The article goes on to offer tips on keeping your messages private. Not that any of YOU would be doing something you shouldn't be doing ...  :uhyeah: 

Beyond what the article offers do you have any other tips/hints/ideas on how to keep your messages just between you and whomever you send them to?


----------



## Big Don (Feb 7, 2008)

my friends and i have our own "shorthand" that is just about indecipherable to anyone without our special twisted sense of humor. For instance Bob is never Bob, one time Bob might be "That guy" the next he may well be "oh greaaaat", etc. If anyone did decipher and read all my text messages, boy oh boy, would they be bored.


----------



## Carol (Feb 7, 2008)

Notice how the carriers talk about how the data is "on the network."  Meaning: on their servers.

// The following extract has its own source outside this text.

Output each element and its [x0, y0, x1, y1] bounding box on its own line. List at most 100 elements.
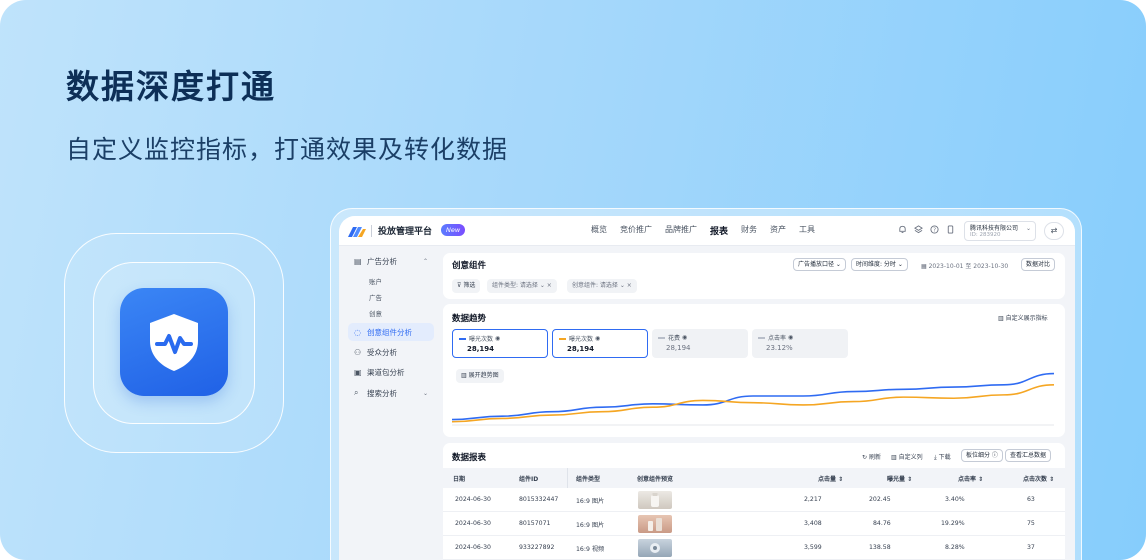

I'm sure the messages don't stay on the server very long.  All servers have finite disk space.  Logs get overwritten with time and traffic.  

However. once the data is captured and put in a log, the logs can get transferred off the network in to a storage area.  This can be done for any number of legitimate business reasons...archiving operations, billing procedures or troubleshooting efforts that aren't directly related to the text in question but capture the data anyway.

The data can be around possibly forever.

Personally I find Verizon's quote to be a bit suspect.  That doesn't sound like the kind of public statement that would come from a telecom company of their size and stature.


----------



## Shicomm (Feb 8, 2008)

Just one word:  Echelon .... 

More info : http://en.wikipedia.org/wiki/ECHELON

Unless you encrypt or encode your stuff it's never private... 
It's as simple as that.


----------